I headed out of the cinema like a vampire bat out of Transylvania, my feet pounding almost as fast as my heart as I headed up the High Street towards the Savannah when I would do a diagonal to my doorstep, passing the cricket pitch on the way. Siparia is known as “Sand City” and the cricket pitch is the only place you can find red clay.
Over the years, there have been as many eccentrics in Trinidad as Dracula’s castle has bats and cobwebs. In the village of Carapichaima in Central Trinidad where we once lived, there was “Sweetie Jack”, a black man who played a guitar and “yodeled” Western-style “Oh Lay He” (which I thought was “Old Lady” and sang to my white-haired grandmother).
Jack drank Bay Rum and ate “dead fowl”, our name for chickens that had died from the “pip” or some other disease and was thrown in or near the garbage at the side of the one road that went through the village. One joke we were fond of as kids was, “You does eat dead fowl?” And when the person we asked the question got angry or upset, we would say, “How else you would eat the fowl? It must be dead.”

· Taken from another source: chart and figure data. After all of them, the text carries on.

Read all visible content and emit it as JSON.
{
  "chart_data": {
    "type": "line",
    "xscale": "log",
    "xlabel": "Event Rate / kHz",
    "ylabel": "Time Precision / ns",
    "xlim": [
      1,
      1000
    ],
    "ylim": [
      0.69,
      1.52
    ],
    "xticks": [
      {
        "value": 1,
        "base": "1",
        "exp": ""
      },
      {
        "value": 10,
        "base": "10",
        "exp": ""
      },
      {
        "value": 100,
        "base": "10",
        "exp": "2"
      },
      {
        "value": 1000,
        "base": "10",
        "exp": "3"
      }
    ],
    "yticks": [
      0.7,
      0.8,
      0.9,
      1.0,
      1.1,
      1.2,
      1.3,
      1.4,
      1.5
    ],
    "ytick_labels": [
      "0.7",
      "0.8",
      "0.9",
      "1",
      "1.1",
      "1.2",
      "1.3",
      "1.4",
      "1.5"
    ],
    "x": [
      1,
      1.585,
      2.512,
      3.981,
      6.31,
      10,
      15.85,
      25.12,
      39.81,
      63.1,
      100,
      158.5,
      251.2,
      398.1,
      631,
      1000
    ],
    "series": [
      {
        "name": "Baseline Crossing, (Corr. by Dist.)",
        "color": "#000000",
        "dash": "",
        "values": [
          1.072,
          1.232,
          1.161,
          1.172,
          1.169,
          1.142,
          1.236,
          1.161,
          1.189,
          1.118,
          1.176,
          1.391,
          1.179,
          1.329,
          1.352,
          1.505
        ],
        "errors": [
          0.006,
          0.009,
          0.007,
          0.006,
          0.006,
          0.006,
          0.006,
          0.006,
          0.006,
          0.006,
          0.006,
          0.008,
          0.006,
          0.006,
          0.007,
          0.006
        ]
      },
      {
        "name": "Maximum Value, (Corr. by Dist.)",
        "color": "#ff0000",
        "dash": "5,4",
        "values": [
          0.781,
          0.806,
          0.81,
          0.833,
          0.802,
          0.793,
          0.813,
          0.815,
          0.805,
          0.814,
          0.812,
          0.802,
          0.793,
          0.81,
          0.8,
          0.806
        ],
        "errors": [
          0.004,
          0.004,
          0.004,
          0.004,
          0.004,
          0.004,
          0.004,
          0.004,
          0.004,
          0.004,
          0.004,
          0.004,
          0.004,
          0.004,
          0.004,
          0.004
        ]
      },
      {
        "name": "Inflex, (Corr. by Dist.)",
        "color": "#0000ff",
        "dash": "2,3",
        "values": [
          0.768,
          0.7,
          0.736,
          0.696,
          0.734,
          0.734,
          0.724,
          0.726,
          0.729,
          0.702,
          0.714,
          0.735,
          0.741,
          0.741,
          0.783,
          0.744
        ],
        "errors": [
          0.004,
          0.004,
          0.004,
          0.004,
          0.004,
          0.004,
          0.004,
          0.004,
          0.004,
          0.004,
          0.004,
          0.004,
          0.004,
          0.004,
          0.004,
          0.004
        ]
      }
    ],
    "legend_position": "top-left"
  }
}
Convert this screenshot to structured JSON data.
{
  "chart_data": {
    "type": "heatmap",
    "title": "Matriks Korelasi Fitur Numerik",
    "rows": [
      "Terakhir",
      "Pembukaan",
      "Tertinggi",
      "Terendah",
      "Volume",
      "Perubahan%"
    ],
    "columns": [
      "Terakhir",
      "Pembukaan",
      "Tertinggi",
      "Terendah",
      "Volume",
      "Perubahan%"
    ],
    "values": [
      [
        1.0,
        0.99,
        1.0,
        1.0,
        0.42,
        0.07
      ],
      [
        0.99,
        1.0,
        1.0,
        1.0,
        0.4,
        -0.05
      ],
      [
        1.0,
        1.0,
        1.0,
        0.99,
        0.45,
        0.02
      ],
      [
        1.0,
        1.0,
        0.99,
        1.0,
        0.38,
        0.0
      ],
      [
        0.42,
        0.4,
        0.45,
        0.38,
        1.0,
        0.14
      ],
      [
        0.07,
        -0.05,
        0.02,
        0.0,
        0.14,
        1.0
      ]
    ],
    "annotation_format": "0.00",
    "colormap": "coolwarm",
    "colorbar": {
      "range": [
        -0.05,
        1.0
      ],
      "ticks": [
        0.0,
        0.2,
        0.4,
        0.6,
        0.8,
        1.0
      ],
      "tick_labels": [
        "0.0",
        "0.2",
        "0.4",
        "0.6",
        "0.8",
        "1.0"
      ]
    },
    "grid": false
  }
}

Then there was “Mahal” who was known to everyone, everywhere in Trinidad since he walked through the entire country fantasizing that he was driving a bus. He changed gears, he made the appropriate sound while doing so and sometimes would stop to pick up passengers. He slept wherever night took him and that night had arrived in Siparia and was sleeping in the roller that was used on the pitch and was right where I had to pick up my red clay to display my bravado.
In cricketing terms I had two short-legs and no cover or extra cover in the totally dark and empty savannah. I was walking as quickly as I could and as I bent to pick up my handful of clay I heard a moan and a shout coming from the roller.
I took off like a Harrier jet, first straight up in the air with a whine of astonishment and then parallel to the ground as the throttle opened up with a roar. From then on, nobody could ketchup with me. I was smart enough to let the scream die as I did the downhill slalom to my house, running past the obstacle course of small trees, bushes and drains, sliding into the driveway like Joe Morgan of the Cincinnati Reds and over the front gate like Red Rum winning the Grand National.
Somewhere along the way my handful of red clay had dissipated along with my bravado and despite my true grit, I lost the bet since I had no clay by that or any other name, not even a Mohammed Ali, to show for my troubles.
Now grey and balding I had to take some flak from a barber named Anita when I went for a haircut. I had just been to the doctor and needed some cheering up so my son George took me to a place he frequents and was sitting nearby. I joked, “You should charge me half-price. That is what George used to tell me when he was younger.”
“No,” she said, “I should charge you double because with George now I could put the scissors anywhere and find hair but with you I need a microscope.” Later on as I grumbled about my hair-loss she quipped, “Don’t worry. Whatever you lose on top you have on your ears.” We discussed the use of Grecian Formula but I insisted that since it led to bankruptcy I would stay far from it.
Later, the talk went to the remake of the old television vampire series, Dark Shadows. I had said that I don’t read any of the vampire books or watch the Twilight movies because “they suck”. I was then told, “No you should watch them. They’re good for you. It would be a hair-raising experience.”
*Tony Deyal was last seen asking, “What were the last words of the Jamaican vampire, Les Trade?” Blood clot.